Como lidar com o assédio no carnaval? Qualquer coisa que incomoda a mulher, tem que pegar o telefone e ligar para o 180, sem a menor dúvida.
Já aconteceu algo assim com você? Já, sofri assédio a vida inteira! Em algumas situações, a gente nem sabia que era assédio moral e sexual, como hoje é caracterizado. Eu vivia isso, mas achava o cara nojento, tarado. Violência de qualquer gênero é muito desagradável. Então a gente tem que mudar o comportamento, fazer denúncia… É louco, porque o feminicídio acontece assim também. Olha a situação do Daniel (Alves). Ele vai ser sempre o cara que foi no banheiro e incomodou a mulher, vai ter um crime nas costas. Como meu ex, por exemplo.

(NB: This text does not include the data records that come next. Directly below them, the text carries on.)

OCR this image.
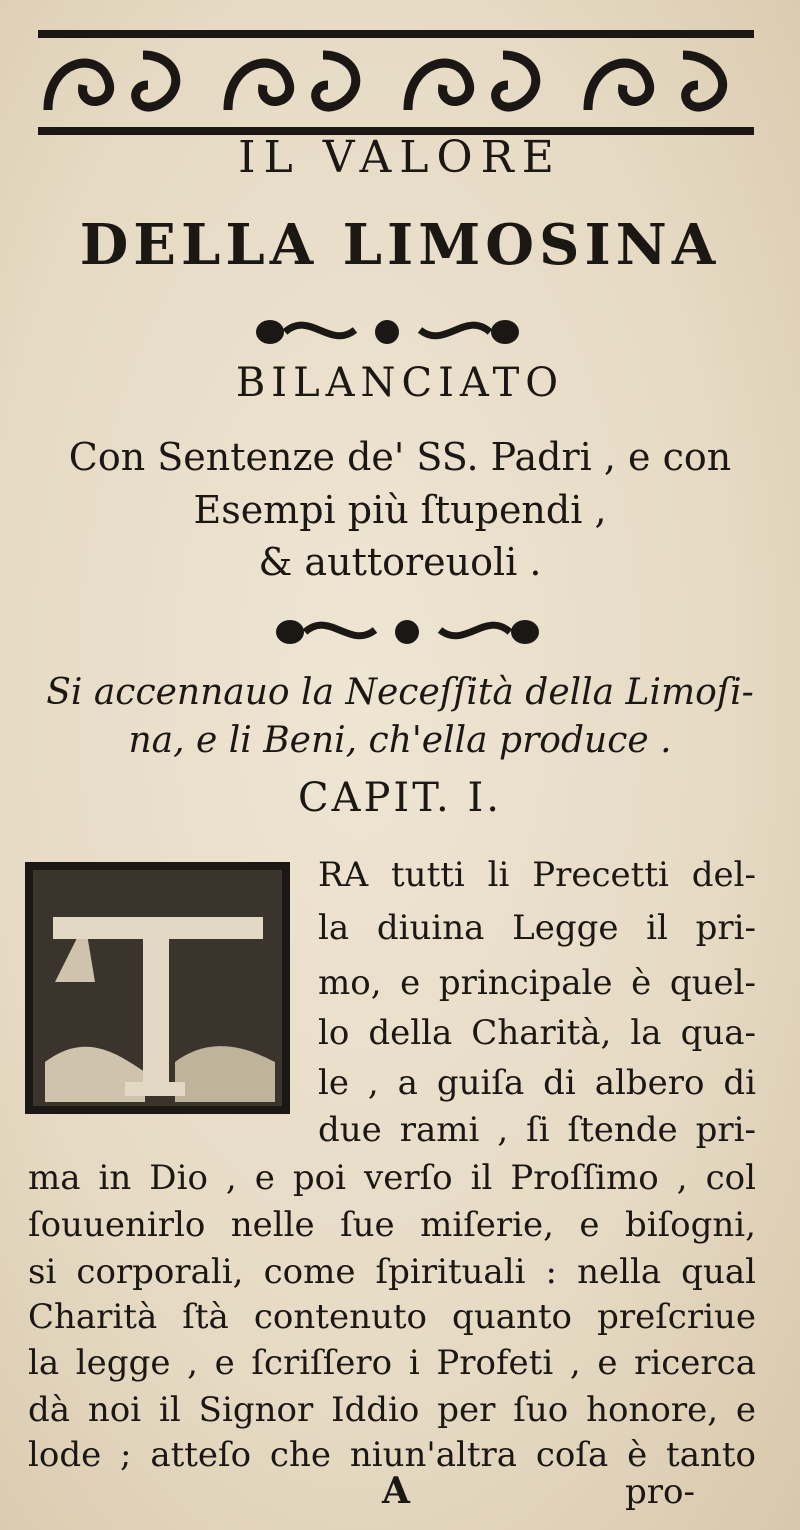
IL VALORE
DELLA LIMOSINA
BILANCIATO
Con Sentenze de' SS. Padri , e con
Esempi più ſtupendi ,
& auttoreuoli .
Si accennauo la Neceſſità della Limoſi-
na, e li Beni, ch'ella produce .
CAPIT. I.
RA tutti li Precetti del-
la diuina Legge il pri-
mo, e principale è quel-
lo della Charità, la qua-
le , a guiſa di albero di
due rami , ſi ſtende pri-
ma in Dio , e poi verſo il Proſſimo , col
ſouuenirlo nelle ſue miſerie, e biſogni,
si corporali, come ſpirituali : nella qual
Charità ſtà contenuto quanto preſcriue
la legge , e ſcriſſero i Profeti , e ricerca
dà noi il Signor Iddio per ſuo honore, e
lode ; atteſo che niun'altra coſa è tanto
A	pro-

E como está sua ação judicial contra ele? Foi importante para mim ter lutado pelos direitos, tem mulheres brasileiras que têm medo de enfrentar a Justiça. Ela demora, muitas vezes é reconhecido que a mulher tem direito, mas justamente por termos um judiciário machista, ela acaba tendo problemas, demora mais. Meu processo foi para o STJ, em Brasília, houve decisão que voltasse para São Paulo, para que fossem revistos 17 pontos que não foram levados em consideração. Anulou-se então a decisão anterior, voltou à estaca zero.